Southern Rate Conf. v. United States, 471 U.S. 48 (1985)

Southern Motor Carriers Rate Conference, Inc. v. United States


No. 82-1922


Argued November 26, 1984
Decided March 27, 1985
471 U.S. 48

CERTIORARI TO THE UNITED STATES COURT OF APPEALS FOR THE
ELEVENTH CIRCUIT

Syllabus

Petitioner Southern Motor Carriers Rate Conference and petitioner North Carolina Motor Carriers Association (petitioners), "rate bureaus" composed of motor common carriers operating in North Carolina, Georgia, Tennessee, and Mississippi, submit, on behalf of their members, joint rate proposals to the Public Service Commission in each State. This collective ratemaking is authorized, but not compelled, by the respective States. The United States, contending that petitioners’ collective ratemaking violates the federal antitrust laws, filed an action in Federal District Court to enjoin it. Petitioners responded that their conduct was immune from the federal antitrust laws by virtue of the "state action" doctrine of Parker v. Brown, 317 U.S. 341. The District Court entered a summary judgment in the Government’s favor. The Court of Appeals affirmed, holding that compulsion is a threshold requirement to a finding of Parker immunity. The court reasoned that the two-pronged test of California Retail Dealers Assn. v. Midcal Aluminum, Inc., 445 U.S. 97, for determining whether state regulation of private parties is shielded from the federal antitrust laws -- the challenged restraint must be one clearly articulated and affirmatively expressed as a state policy, and the State must supervise actively any private anticompetitive conduct -- is inapplicable to suits against private parties; that even if Midcal is applicable, private conduct that is not compelled cannot be taken pursuant to a "clearly articulated state policy" within the meaning of Midcal’s first prong; and that, because Goldfarb v. Virginia State Bar, 421 U.S. 773, which held that a State Bar, acting alone, could not immunize from the federal antitrust laws its anticompetitive conduct in fixing minimum fees for lawyers -- was cited with approval in Midcal, the Midcal Court endorsed the continued validity of a "compulsion requirement."

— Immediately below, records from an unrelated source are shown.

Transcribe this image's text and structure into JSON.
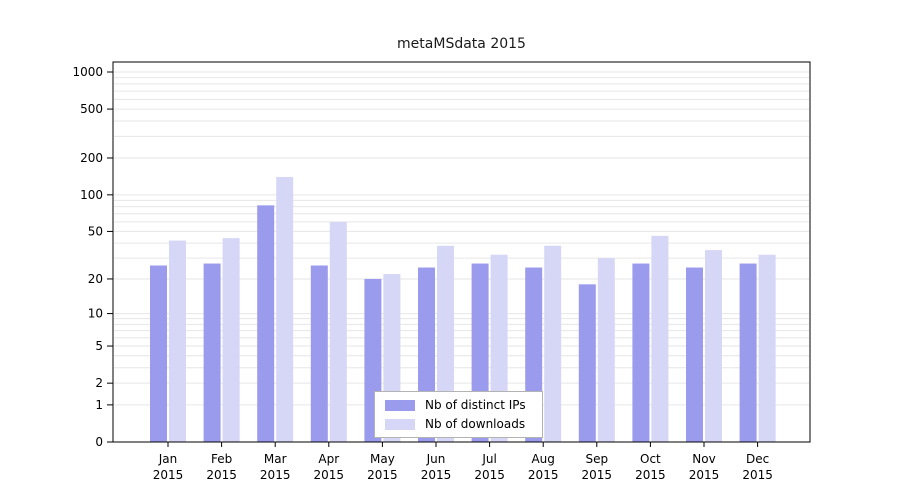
{
  "title": "metaMSdata 2015",
  "chart_data": {
    "type": "bar",
    "title": "metaMSdata 2015",
    "scale": "log1p",
    "grid": true,
    "gridline_color": "#e6e6e6",
    "legend_position": "bottom-center",
    "categories": [
      "Jan",
      "Feb",
      "Mar",
      "Apr",
      "May",
      "Jun",
      "Jul",
      "Aug",
      "Sep",
      "Oct",
      "Nov",
      "Dec"
    ],
    "x_year_label": "2015",
    "series": [
      {
        "name": "Nb of distinct IPs",
        "color": "#9b9bee",
        "values": [
          26,
          27,
          82,
          26,
          20,
          25,
          27,
          25,
          18,
          27,
          25,
          27
        ]
      },
      {
        "name": "Nb of downloads",
        "color": "#d6d6f6",
        "values": [
          42,
          44,
          140,
          60,
          22,
          38,
          32,
          38,
          30,
          46,
          35,
          32
        ]
      }
    ],
    "y_ticks": [
      0,
      1,
      2,
      5,
      10,
      20,
      50,
      100,
      200,
      500,
      1000
    ],
    "ylim": [
      0,
      1000
    ]
  }
}
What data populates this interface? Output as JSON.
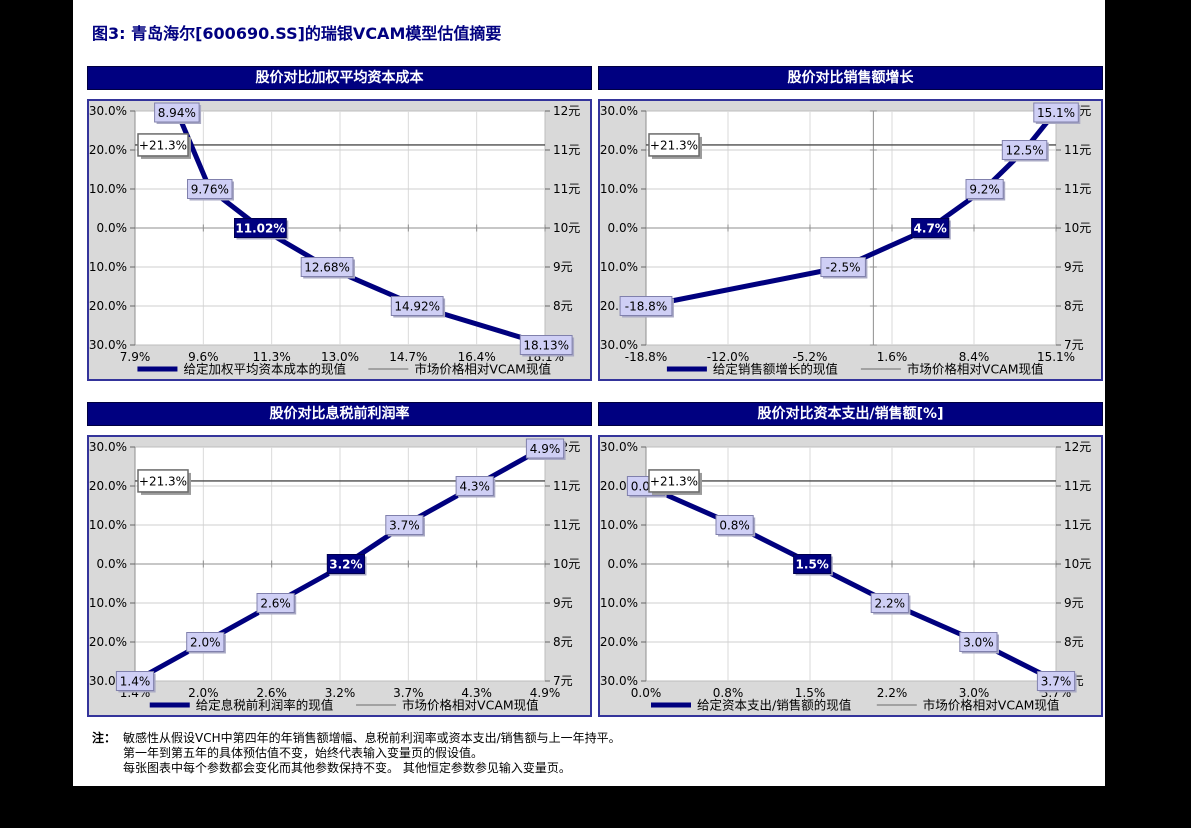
{
  "page": {
    "title": "图3: 青岛海尔[600690.SS]的瑞银VCAM模型估值摘要",
    "footnote": {
      "label": "注：",
      "lines": [
        "敏感性从假设VCH中第四年的年销售额增幅、息税前利润率或资本支出/销售额与上一年持平。",
        "第一年到第五年的具体预估值不变，始终代表输入变量页的假设值。",
        "每张图表中每个参数都会变化而其他参数保持不变。 其他恒定参数参见输入变量页。"
      ]
    }
  },
  "colors": {
    "navy": "#000080",
    "data_line": "#00007e",
    "header_bg": "#000080",
    "label_fill": "#cfcff5",
    "label_border": "#8080ac",
    "current_label_fill": "#000080",
    "chart_margin_bg": "#d9d9d9",
    "plot_bg": "#ffffff",
    "gridline": "#cfcfcf",
    "axis_line": "#8f8f8f",
    "reference_line": "#4d4d4d",
    "canvas_bg": "#000000",
    "page_bg": "#ffffff"
  },
  "chart_data": [
    {
      "type": "line",
      "title": "股价对比加权平均资本成本",
      "x_ticks": [
        "7.9%",
        "9.6%",
        "11.3%",
        "13.0%",
        "14.7%",
        "16.4%",
        "18.1%"
      ],
      "x_min": 7.9,
      "x_max": 18.1,
      "y_left_ticks": [
        "+30.0%",
        "+20.0%",
        "+10.0%",
        "0.0%",
        "-10.0%",
        "-20.0%",
        "-30.0%"
      ],
      "y_right_ticks": [
        "12元",
        "11元",
        "11元",
        "10元",
        "9元",
        "8元",
        "7元"
      ],
      "y_min": -30,
      "y_max": 30,
      "points": [
        {
          "x": 8.94,
          "y": 30,
          "label": "8.94%"
        },
        {
          "x": 9.76,
          "y": 10,
          "label": "9.76%"
        },
        {
          "x": 11.02,
          "y": 0,
          "label": "11.02%",
          "current": true
        },
        {
          "x": 12.68,
          "y": -10,
          "label": "12.68%"
        },
        {
          "x": 14.92,
          "y": -20,
          "label": "14.92%"
        },
        {
          "x": 18.13,
          "y": -30,
          "label": "18.13%"
        }
      ],
      "reference_line": {
        "value": 21.3,
        "label": "+21.3%"
      },
      "x_axis_cross": null,
      "legend": [
        {
          "label": "给定加权平均资本成本的现值",
          "style": "thick-navy"
        },
        {
          "label": "市场价格相对VCAM现值",
          "style": "thin-gray"
        }
      ]
    },
    {
      "type": "line",
      "title": "股价对比销售额增长",
      "x_ticks": [
        "-18.8%",
        "-12.0%",
        "-5.2%",
        "1.6%",
        "8.4%",
        "15.1%"
      ],
      "x_min": -18.8,
      "x_max": 15.1,
      "y_left_ticks": [
        "+30.0%",
        "+20.0%",
        "+10.0%",
        "0.0%",
        "-10.0%",
        "-20.0%",
        "-30.0%"
      ],
      "y_right_ticks": [
        "12元",
        "11元",
        "11元",
        "10元",
        "9元",
        "8元",
        "7元"
      ],
      "y_min": -30,
      "y_max": 30,
      "points": [
        {
          "x": -18.8,
          "y": -20,
          "label": "-18.8%"
        },
        {
          "x": -2.5,
          "y": -10,
          "label": "-2.5%"
        },
        {
          "x": 4.7,
          "y": 0,
          "label": "4.7%",
          "current": true
        },
        {
          "x": 9.2,
          "y": 10,
          "label": "9.2%"
        },
        {
          "x": 12.5,
          "y": 20,
          "label": "12.5%"
        },
        {
          "x": 15.1,
          "y": 30,
          "label": "15.1%"
        }
      ],
      "reference_line": {
        "value": 21.3,
        "label": "+21.3%"
      },
      "x_axis_cross": 0,
      "legend": [
        {
          "label": "给定销售额增长的现值",
          "style": "thick-navy"
        },
        {
          "label": "市场价格相对VCAM现值",
          "style": "thin-gray"
        }
      ]
    },
    {
      "type": "line",
      "title": "股价对比息税前利润率",
      "x_ticks": [
        "1.4%",
        "2.0%",
        "2.6%",
        "3.2%",
        "3.7%",
        "4.3%",
        "4.9%"
      ],
      "x_min": 1.4,
      "x_max": 4.9,
      "y_left_ticks": [
        "+30.0%",
        "+20.0%",
        "+10.0%",
        "0.0%",
        "-10.0%",
        "-20.0%",
        "-30.0%"
      ],
      "y_right_ticks": [
        "12元",
        "11元",
        "11元",
        "10元",
        "9元",
        "8元",
        "7元"
      ],
      "y_min": -30,
      "y_max": 30,
      "points": [
        {
          "x": 1.4,
          "y": -30,
          "label": "1.4%"
        },
        {
          "x": 2.0,
          "y": -20,
          "label": "2.0%"
        },
        {
          "x": 2.6,
          "y": -10,
          "label": "2.6%"
        },
        {
          "x": 3.2,
          "y": 0,
          "label": "3.2%",
          "current": true
        },
        {
          "x": 3.7,
          "y": 10,
          "label": "3.7%"
        },
        {
          "x": 4.3,
          "y": 20,
          "label": "4.3%"
        },
        {
          "x": 4.9,
          "y": 30,
          "label": "4.9%"
        }
      ],
      "reference_line": {
        "value": 21.3,
        "label": "+21.3%"
      },
      "x_axis_cross": null,
      "legend": [
        {
          "label": "给定息税前利润率的现值",
          "style": "thick-navy"
        },
        {
          "label": "市场价格相对VCAM现值",
          "style": "thin-gray"
        }
      ]
    },
    {
      "type": "line",
      "title": "股价对比资本支出/销售额[%]",
      "x_ticks": [
        "0.0%",
        "0.8%",
        "1.5%",
        "2.2%",
        "3.0%",
        "3.7%"
      ],
      "x_min": 0.0,
      "x_max": 3.7,
      "y_left_ticks": [
        "+30.0%",
        "+20.0%",
        "+10.0%",
        "0.0%",
        "-10.0%",
        "-20.0%",
        "-30.0%"
      ],
      "y_right_ticks": [
        "12元",
        "11元",
        "11元",
        "10元",
        "9元",
        "8元",
        "7元"
      ],
      "y_min": -30,
      "y_max": 30,
      "points": [
        {
          "x": 0.0,
          "y": 20,
          "label": "0.0%"
        },
        {
          "x": 0.8,
          "y": 10,
          "label": "0.8%"
        },
        {
          "x": 1.5,
          "y": 0,
          "label": "1.5%",
          "current": true
        },
        {
          "x": 2.2,
          "y": -10,
          "label": "2.2%"
        },
        {
          "x": 3.0,
          "y": -20,
          "label": "3.0%"
        },
        {
          "x": 3.7,
          "y": -30,
          "label": "3.7%"
        }
      ],
      "reference_line": {
        "value": 21.3,
        "label": "+21.3%"
      },
      "x_axis_cross": null,
      "legend": [
        {
          "label": "给定资本支出/销售额的现值",
          "style": "thick-navy"
        },
        {
          "label": "市场价格相对VCAM现值",
          "style": "thin-gray"
        }
      ]
    }
  ]
}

Held: Petitioners’ collective ratemaking activities, although not compelled by the respective States, are immune from federal antitrust liability under the state action doctrine. The Midcal test should be used to determine whether the private rate bureaus’ collective ratemaking activities are protected under the federal antitrust laws. Moreover, the actions of a private party can be attributed to a "clearly articulated state policy," within the meaning of the Midcal test’s first prong, even in the absence of compulsion. The anticompetitive conduct is taken pursuant to a "clearly articulated state policy" under the first prong of the Midcal test. Here, North Carolina, Georgia, and Tennessee statutes expressly permit collective ratemaking. Mississippi, while not expressly approving of collective ratemaking, has clearly articulated its intent to displace price competition among common carriers with a regulatory structure. Because the Government conceded that there was adequate state supervision, both prongs of the Midcal test are satisfied. Pp. 55-66.

702 F.2d 532, reversed.

POWELL, J., delivered the opinion of the Court, in which BURGER, C.J., and BRENNAN, MARSHALL, BLACKMUN, REHNQUIST, and O’CONNOR, JJ., joined. STEVENS, J., filed a dissenting opinion, in which WHITE, J., joined, post p. 66.